The full text of his controversial comments read: "For this Ford Motor should be thoroughly ashamed. Endorsing and promoting sodomy is of benefit to no one. This topic is disruptive to the workplace and is an assault on Christians and morality, as well as antithetical to our design and our survival. Immoral sexual conduct should not be a topic for an automotive manufacturer to endorse or promote. And yes-this is historic-but not in a good way. Never in the history of mankind has a culture survived that promotes sodomy. Heterosexual behavior creates life- homosexual behavior leads to death."
Banks claims that the Ford Motor Company didn't appreciate that sentiment.
"A few days later I got an email from someone in HR and they said something had come to their attention and [that] they would like to talk to me, but they didn’t say what it was," he said.
A meeting with HR followed on Aug. 4, during which he said a representative for the automotive company told him that he had possibly violated Ford Anti-Harassment Directive B110, which lists "sexual orientation" among attributes that are protected from employee harassment.
"All she asked me was, 'Did I write this comment' that they didn’t like and I said I did," Banks said.
He said he received a voicemail later that night informing him that he had been terminated and was stunned. An HR representative for Rapid Global Business Solutions Inc. also told him in an email that he had violated the staffing company's policies as well.
"I had no other issues at Ford," Banks said of his three and a half years on staff. "My performance was good."
While he was aware that his comments likely wouldn't be well-received, he said he assumed he might get a talking-to or a warning, not fired. Banks also said that he wasn't aware that the comment would be posted under his full name.
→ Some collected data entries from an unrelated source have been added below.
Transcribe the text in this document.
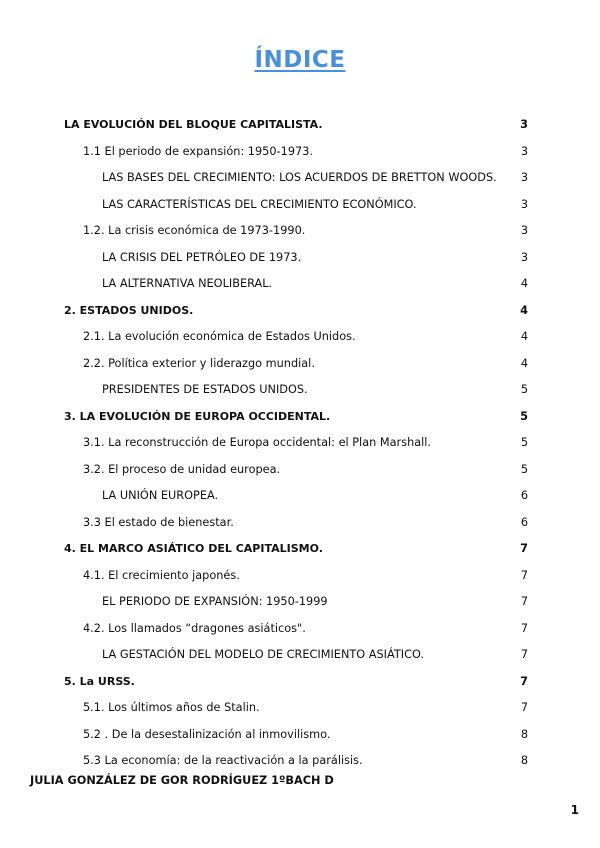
ÍNDICE
LA EVOLUCIÓN DEL BLOQUE CAPITALISTA.	3
1.1 El periodo de expansión: 1950-1973.	3
LAS BASES DEL CRECIMIENTO: LOS ACUERDOS DE BRETTON WOODS. 3
LAS CARACTERÍSTICAS DEL CRECIMIENTO ECONÓMICO.	3
1.2. La crisis económica de 1973-1990.	3
LA CRISIS DEL PETRÓLEO DE 1973.	3
LA ALTERNATIVA NEOLIBERAL.	4
2. ESTADOS UNIDOS.	4
2.1. La evolución económica de Estados Unidos.	4
2.2. Política exterior y liderazgo mundial.	4
PRESIDENTES DE ESTADOS UNIDOS.	5
3. LA EVOLUCIÓN DE EUROPA OCCIDENTAL.	5
3.1. La reconstrucción de Europa occidental: el Plan Marshall.	5
3.2. El proceso de unidad europea.	5
LA UNIÓN EUROPEA.	6
3.3 El estado de bienestar.	6
4. EL MARCO ASIÁTICO DEL CAPITALISMO.	7
4.1. El crecimiento japonés.	7
EL PERIODO DE EXPANSIÓN: 1950-1999	7
4.2. Los llamados “dragones asiáticos".	7
LA GESTACIÓN DEL MODELO DE CRECIMIENTO ASIÁTICO.	7
5. La URSS.	7
5.1. Los últimos años de Stalin.	7
5.2 . De la desestalinización al inmovilismo.	8
5.3 La economía: de la reactivación a la parálisis.	8
JULIA GONZÁLEZ DE GOR RODRÍGUEZ 1ºBACH D
1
"When I posted it, I thought I was kind of doing it semi-anonymously — you know, maybe it would just show my Ford ID number, but when it came up it showed my full name and address and everything I [couldn't] just turn pale because now they know who I am," he said, noting that he felt compelled to speak out. "I felt like I had to do it. I couldn’t be a coward."
The incident led Banks to file the EEOC discrimination complaint, which he hopes will lead Ford to "adhere to the policy that they proclaim."
"They talk about tolerance, diversity and inclusiveness, but apparently that doesn’t include people of faith," Banks told TheBlaze, saying he's fighting back to help protect peoples' religious freedom.
Banks also explained that he's had a tough time finding permanent work since the firing, as he finds himself struggling to explain why he left Ford during job interviews.
"It seems to me it very well could be a major reason why I’m not securing another job," he said. "I think I’ve been damaged in a way from this. I have been looking for a job since August when I left Ford."
Banks' attorneys say that they are "shocked" by the details surrounding his termination.
"We are shocked that Ford Motor Company would terminate one of their employees simply because he expressed his faith," Liberty Institute director of litigation Hiram Sasser said in a statement. "If Ford is allowed to get away with firing Mr. Banks over this comment, we fear that every person of faith will be punished for talking about his or her faith in the workplace."
He continued, "At Ford, if you speak about your faith as it relates to the company, even to the company, you may be terminated."
Requests for comment from the Ford Motor Company and Rapid Global Business Solutions Inc. have not been returned to TheBlaze.